Especial

por Wilson Abreu

Distanciamento social
e autoconhecimento:
a história se repete

Os “seres angélicos que administram o nosso destino”, como a eles se referiu o Espírito Bezerra de Menezes, em sua “Mensagem em Tempos de Coronavírus” (1), recentemente trazida pela psicofonia do médium Divaldo P. Franco, aconselham-nos a caridade em favor dos irmãos que estão prestes a retornar à Pátria Espiritual, e que lhes ofertemos condições de uma maior facilidade no intercâmbio mediúnico, no qual eles nos sustentarão durante este período de distanciamento social, conforme o trecho a seguir:

“Não vos preocupeis demasiadamente com a presença pandêmica do vírus, cujo momento será entendido nas suas razões, nas suas origens e no porquê de chegar-nos agora, provocando pânico e dor. Vós, que conheceis Jesus, mantende o respeito às Leis, buscando a precaução recomendada pelas autoridades sanitárias (...) mas não negueis a palavra libertadora aos que se preparam para enfrentar a Imortalidade. (...) Não penseis que vos encontrais a sós. Os céus enviam os seus embaixadores para que o intercâmbio entre os encarnados e os desencarnados se faça com muito mais facilidade.”

É assim, no cenário desse mesmo intercâmbio, que voltamos até o passado, no Antigo Egito, a cerca de mil e trezentos anos antes da era cristã, para a cidade em Pi-Ramessés, a nova capital erguida pelo Faraó Ramsés I no delta do rio Nilo (2) com a mão-de-obra escrava dos próprios hebreus. Onde iremos encontrar Moisés, prestes a iniciar o épico regresso desse povo à Terra de Canaã, que lhes fora prometida conforme os desígnios mediunicamente intuídos a Abraão, pelos Espíritos que secundam Jesus na harmonização planetária, em nome de nosso Pai Eterno. O regresso à sua pátria original, de onde os hebreus haviam migrado séculos atrás pela sua sobrevivência, em busca dos alimentos que viçavam em abundância nas margens férteis daquele mesmo rio, devido à longa estiagem que assolou a bacia do Mar Mediterrâneo. Seca provocada por uma mudança climática ocorrida naquela região, que esfriou as águas marítimas e diminuiu sua evaporação, causando uma severa falta de chuvas a partir de 3000 AC, com grande prejuízo à produção de alimentos (2).
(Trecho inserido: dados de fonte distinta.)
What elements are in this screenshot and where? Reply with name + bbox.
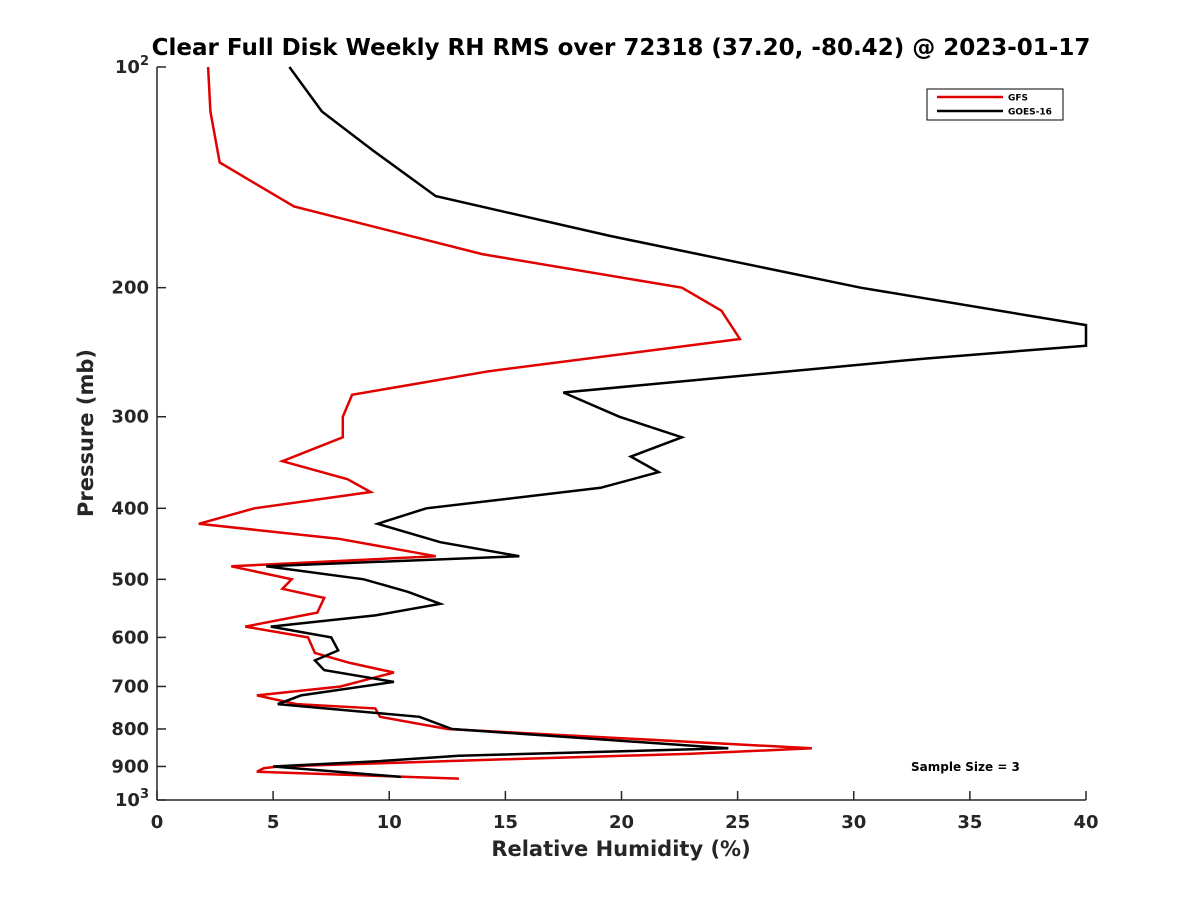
x-tick-label: 35: [957, 812, 982, 833]
x-tick-label: 40: [1073, 812, 1098, 833]
legend-box: [926, 88, 1064, 121]
x-tick-label: 30: [841, 812, 866, 833]
y-tick-label: 600: [111, 627, 149, 648]
chart-title: Clear Full Disk Weekly RH RMS over 72318…: [152, 35, 1091, 61]
y-tick-label: 102: [115, 54, 149, 78]
y-tick-label: 400: [111, 498, 149, 519]
y-tick-label: 800: [111, 719, 149, 740]
legend-label-gfs: GFS: [1008, 94, 1028, 104]
y-axis-label: Pressure (mb): [74, 349, 98, 517]
series-line-goes-16: [266, 66, 1088, 779]
y-tick-label: 700: [111, 676, 149, 697]
x-tick-label: 25: [725, 812, 750, 833]
y-tick-label: 900: [111, 756, 149, 777]
y-tick-label: 500: [111, 569, 149, 590]
y-tick-label: 103: [115, 787, 149, 811]
legend: GFS GOES-16: [926, 88, 1064, 121]
sample-size-annotation: Sample Size = 3: [911, 760, 1020, 774]
x-tick-label: 20: [609, 812, 634, 833]
plot-background: [157, 67, 1086, 800]
x-tick-label: 5: [267, 812, 280, 833]
x-ticks: 0 5 10 15 20 25 30 35 40: [151, 791, 1099, 833]
x-axis-label: Relative Humidity (%): [491, 837, 750, 861]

“Não tenho mais grãos nas minhas terras” teria escrito a rainha dos Hititas, referindo-se à situação da Anatólia, hoje correspondente às terras da Turquia asiática, em sua mensagem enviada para Ramsés II, o provável faraó do Êxodo” (3).

 Os hebreus deixaram Canaã, portanto, numa condição de imigração forçada, para sobreviverem aos efeitos da referida seca. Chegaram ao Egito num grupo constituído por um sem número de pessoas, liderados pelo patriarca Jacó, filho de Abraão, seus filhos, netos e as várias esposas de cada um (3), haja vista a condição de poligamia difundida naquela época entre os antigos hebreus. Costume que seria mais tarde desabonado pelos regramentos divinos recebidos pelo próprio MoisésTampouco multiplicará esposas para si mesmo, para que seu coração não se desvie.” (4).

A seca ora referida, além dos efeitos negativos para a produção de alimentos, causou um empobrecimento na população e a redução generalizada da atividade econômica. Uma das consequências dessa decaída social foi o crescimento da pirataria marítima, que saqueava embarcações repletas de grãos provenientes do Egito, no já citado vale do Nilo, e das planícies entre os rios Tigre e Eufrates, na Mesopotâmia. Sobretudo, a pilhagem dos barcos carregados de estanho, metal então explorado pelos Micênicos nas minas do Peloponeso grego, e pelos Hititas na Turquia asiática (6) e que era utilizado na fabricação do bronze, a liga dominante na produção de lanças e demais armamentos que sustentavam o poderio bélico dos exércitos locais, assim como de ferramentas agrícolas. Os saques realizados por esses grupos armados, embarcados no Mediterrâneo Oriental, e conhecidos como “Povos do Mar”, priorizavam a circulação de mercadorias com origem ou destino no local da maior concentração de riqueza naquela época: o antigo Egito (3).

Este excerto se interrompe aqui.